When I grow bored, I wander over and climb up to sit on the chair next to his.

He smiles at me. “Done playing?”

“Yes, Daddy.” I’m content to sit here and watch him. I love watching him. He’s so confident and imposing when he’s working. His brow furrows, but not from stress or anger, just concentration. It’s hot as hell.

He sits back after a few minutes and meets my gaze. “Tomorrow we start your summer schedule. I’ve got a strict routine planned. I have to start working from the home office, and you’ll sit in there with me and work on your research for three hours in the morning and three hours in the afternoon.”

I groan.

He chuckles. “No arguments. If you do your work every day like that, you’ll finish your thesis by the end of the summer and no longer have it weighing over you.”

I’d imagined it taking far longer than three months to finish. After all, I’ve been slacking, and I’m behind on my timeline, but if he enforces that kind of work ethic, I’ll definitely finish it before the end of the summer. “Yes, Daddy.”

He reaches for the small package and opens it to pull out a pink padlock.
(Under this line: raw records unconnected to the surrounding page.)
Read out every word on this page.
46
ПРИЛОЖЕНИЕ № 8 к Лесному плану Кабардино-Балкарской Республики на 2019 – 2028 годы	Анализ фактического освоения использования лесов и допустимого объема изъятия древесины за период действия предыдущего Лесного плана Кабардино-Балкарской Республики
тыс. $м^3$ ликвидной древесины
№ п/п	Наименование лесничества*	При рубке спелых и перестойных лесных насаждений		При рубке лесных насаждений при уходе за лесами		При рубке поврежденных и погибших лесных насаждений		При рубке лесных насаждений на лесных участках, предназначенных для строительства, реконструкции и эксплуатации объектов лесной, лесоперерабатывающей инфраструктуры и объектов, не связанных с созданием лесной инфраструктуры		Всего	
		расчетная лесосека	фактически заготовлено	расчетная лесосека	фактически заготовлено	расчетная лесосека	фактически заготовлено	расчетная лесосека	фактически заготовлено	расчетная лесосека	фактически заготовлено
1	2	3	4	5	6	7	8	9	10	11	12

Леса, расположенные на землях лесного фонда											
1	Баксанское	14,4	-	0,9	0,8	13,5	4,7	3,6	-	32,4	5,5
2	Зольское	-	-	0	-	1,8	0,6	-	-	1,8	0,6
He hands it to me, his eyes dancing.

I take it from him. It’s kind of heavy, like the sort of thing someone might use to lock a bicycle.

“What’s it for, Daddy?” I’m more than a little curious.

The fact that it’s pink means it has something to do with me.

The fact that it’s a lock makes me squirm with excitement.

I hope it’s for my person somehow and not for my stroller.

He winks. “It’s a surprise. You’ll find out tomorrow.”

I giggle, imagining him locking me to my desk chair or something. I can’t wait to find out what it’s intended use is. It’s all I can do to keep from begging him to tell me now.

The rest of the day is spent relaxing. I drink my afternoon bottle, Daddy has dinner, and we watch another movie. Then it’s time for my bath and my nighttime bottle. I go to sleep warm and content in my footed jammies, my wrists strapped to the siderails of my crib, a smile on my lips.